Sixteen fashion journalists have received the Atrium Award, the only national award to recognize outstanding coverage of the fashion industry. Winners covered diverse aspects of fashion, from haute couture to work clothes to swimsuits, during 1998.
The Atrium Award program is a public service project of UGA’s Grady College of Journalism and Mass Communication. The awards, in their 20th year, were presented in a ceremony on April 24 at the Swissotel in Atlanta.
This year’s winners demonstrate maturation in fashion journalism, according to John W. English, a UGA journalism professor and director of the awards program.
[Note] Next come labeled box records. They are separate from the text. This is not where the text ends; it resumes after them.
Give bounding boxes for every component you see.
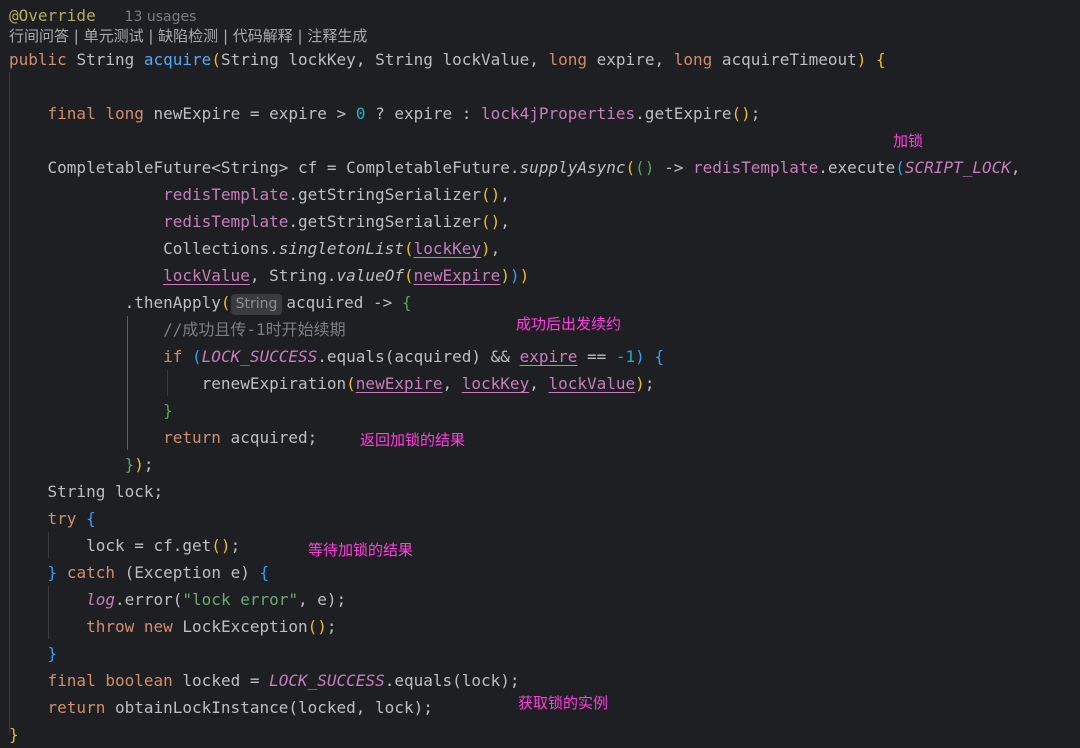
code-line-serializer-1[interactable]: redisTemplate.getStringSerializer(), [9,181,510,208]
note-success-renew: 成功后出发续约 [516,315,622,333]
code-line-lock-value[interactable]: lockValue, String.valueOf(newExpire))) [9,262,529,289]
code-line-throw[interactable]: throw new LockException(); [9,613,336,640]
code-line-comment[interactable]: //成功且传-1时开始续期 [9,316,346,343]
code-line-if[interactable]: if (LOCK_SUCCESS.equals(acquired) && exp… [9,343,664,370]
code-line-signature[interactable]: public String acquire(String lockKey, St… [9,46,886,73]
code-line-lock-get[interactable]: lock = cf.get(); [9,532,240,559]
code-line-catch-close[interactable]: } [9,640,58,667]
code-line-return-acquired[interactable]: return acquired; [9,424,317,451]
code-line-then-close[interactable]: }); [9,451,154,478]
parameter-type-hint: String [230,294,283,315]
note-return-result: 返回加锁的结果 [360,431,466,449]
code-line-return-instance[interactable]: return obtainLockInstance(locked, lock); [9,694,433,721]
note-lock: 加锁 [893,132,924,150]
code-line-catch[interactable]: } catch (Exception e) { [9,559,270,586]
code-line-log-error[interactable]: log.error("lock error", e); [9,586,346,613]
code-line-completable-future[interactable]: CompletableFuture<String> cf = Completab… [9,154,1021,181]
note-get-instance: 获取锁的实例 [518,694,609,712]
code-line-if-close[interactable]: } [9,397,173,424]
codelens-actions[interactable]: 行间问答 | 单元测试 | 缺陷检测 | 代码解释 | 注释生成 [9,27,367,45]
code-line-renew[interactable]: renewExpiration(newExpire, lockKey, lock… [9,370,655,397]
code-comment: //成功且传-1时开始续期 [163,320,346,339]
code-line-serializer-2[interactable]: redisTemplate.getStringSerializer(), [9,208,510,235]
code-line-locked[interactable]: final boolean locked = LOCK_SUCCESS.equa… [9,667,520,694]
code-line-try[interactable]: try { [9,505,96,532]
code-line-collections[interactable]: Collections.singletonList(lockKey), [9,235,500,262]
codelens-bar[interactable]: 行间问答 | 单元测试 | 缺陷检测 | 代码解释 | 注释生成 [9,22,367,49]
code-line-string-lock[interactable]: String lock; [9,478,164,505]
code-line-then-apply[interactable]: .thenApply(String acquired -> { [9,289,412,316]
code-editor[interactable]: { "header": { "annotation": "@Override",… [0,0,1080,744]
code-line-new-expire[interactable]: final long newExpire = expire > 0 ? expi… [9,100,761,127]
note-wait-result: 等待加锁的结果 [308,541,414,559]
“Fashion coverage is maturing with ‘Fashion! Dallas’ (Dallas Morning News) just celebrating its 20th anniversary and The Los Angeles Times reviving its fashion coverage,” says English. “It’s maturing with multicultural coverage of our changing society and its fashions.”
English also noted the diversity in coverage of fashion.
“Fashion coverage still covers the haute couture superbly, but it is expanding to cover pop culture as well, including street fashion like FUBU, hip-hop marketing and innovative swimsuit coverage,” he says.
Nicole Piscopo of The Palm Beach Post documented her trip to an exclusive hair salon in “What does a $200 haircut get you? Six people and a first-class seat.” English calls Piscopo’s column “laugh-out-loud commentary.”
“Buyer’s Market,” by Holly Hanson of the Detroit Free Press, chronicled the grueling schedule of a buyer for a local boutique and the variety of decisions that must be made. Mark Ehrman of the Los Angeles Times Magazine described the thought process of Fred Segal’s buyer, John Eshaya, and his search for the newest fashions.
Atrium Award judge and past winner Robin Givhan, of The Washington Post, says that reading the entries made her aware of the reporting challenge that fashion represents.
“I was interested to discover how difficult it is to write about the business of fashion,” she says. “It was really a learning experience because it was the first time I read a lot of fashion coverage purely from the perspective of the reader.”
Jackie White of the Kansas City Star, another past winner who served as a judge this year, says the quality of the entries impressed her.
“What absolutely blew me away were the visuals that came from some papers,” she says. “It was impressive to see the interest in the apparel industry, the interest in fashion and the interest in clothing.”